The funny thing about my research, whether it’s music classification, source separation, or any other sort of machine learning task I can think of, is the difference between developing an algorithm and deploying it. It’s actually harder to develop an algorithm than it is to deploy it. To deploy an algorithm, if you’re shooting from the hip, you just need to build it and run it on the data you want to analyze. So if I want to develop a music classifier, I extract some features, train and classifier, and classify some music. To develop the algorithm, however, you need to do everything you would need to do to deploy it, but then you also need ground truth. That is to say that you need to know what answer you’re expecting before you get it, so you can tell how well you’re doing. So, paradoxically, I need to have my music already classified in order to see how well my classifier can classify it.
It was always clear to me that if you can get new ground truth data, you can do cool new things, but it took a while for it to sink in that you really can’t develop a system to solve a problem without having the problem already solved, in some sense. Of course, the power of machine learning comes from being able extrapolate results from a small subset of labeled data to an infinite amount of as-yet-unlabeled data. I can develop music classifiers (and pick the one that does best) using a small set of already-classified music and then use it to classify as much music as I want. The question is, is that as-yet-unlabeled data really that similar to the test set? When you have enough data to know the answer to that question, you probably have enough data to do pretty well with a basic classifier.

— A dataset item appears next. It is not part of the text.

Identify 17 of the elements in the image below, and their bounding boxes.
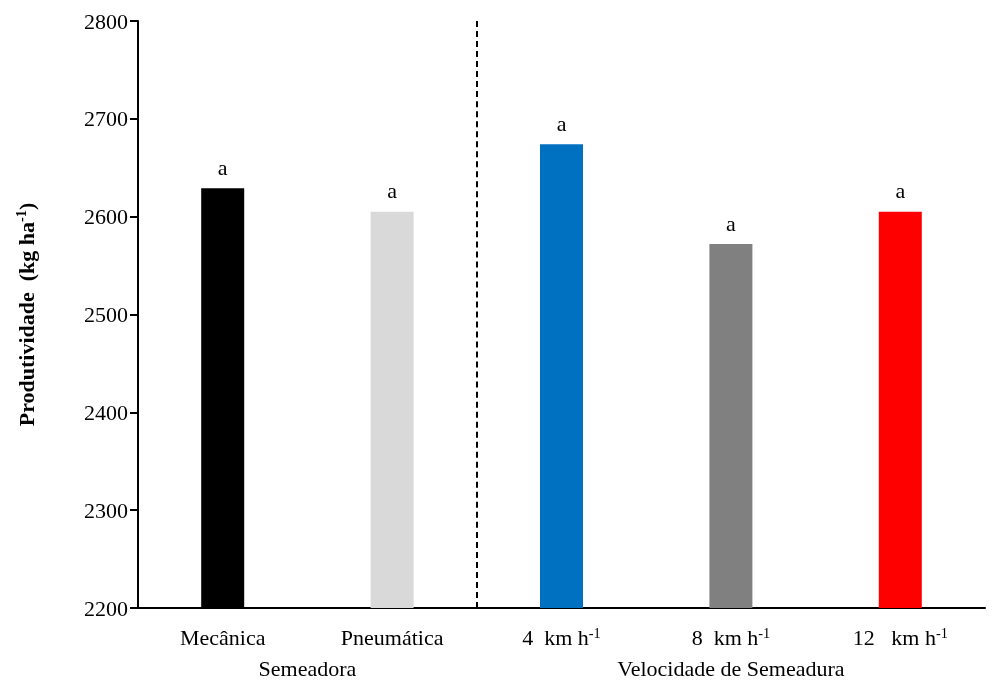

As an aside, I’m always highly doubtful of claims that computers can latch onto things beyond human perception. For watermarking, sure, it’s designed so that machines can perceive it, but people can’t. But when it comes to very human-grounded ideas like similarity, I think it is impossible to try to circumvent human “subjectivity”. There really is no objective measure of whether two sounds are similar besides the consistency in subjective ratings of human listeners. I think much of the trick of developing (provably) useful algorithms is defining problems that have objective solutions and then solving them objectively.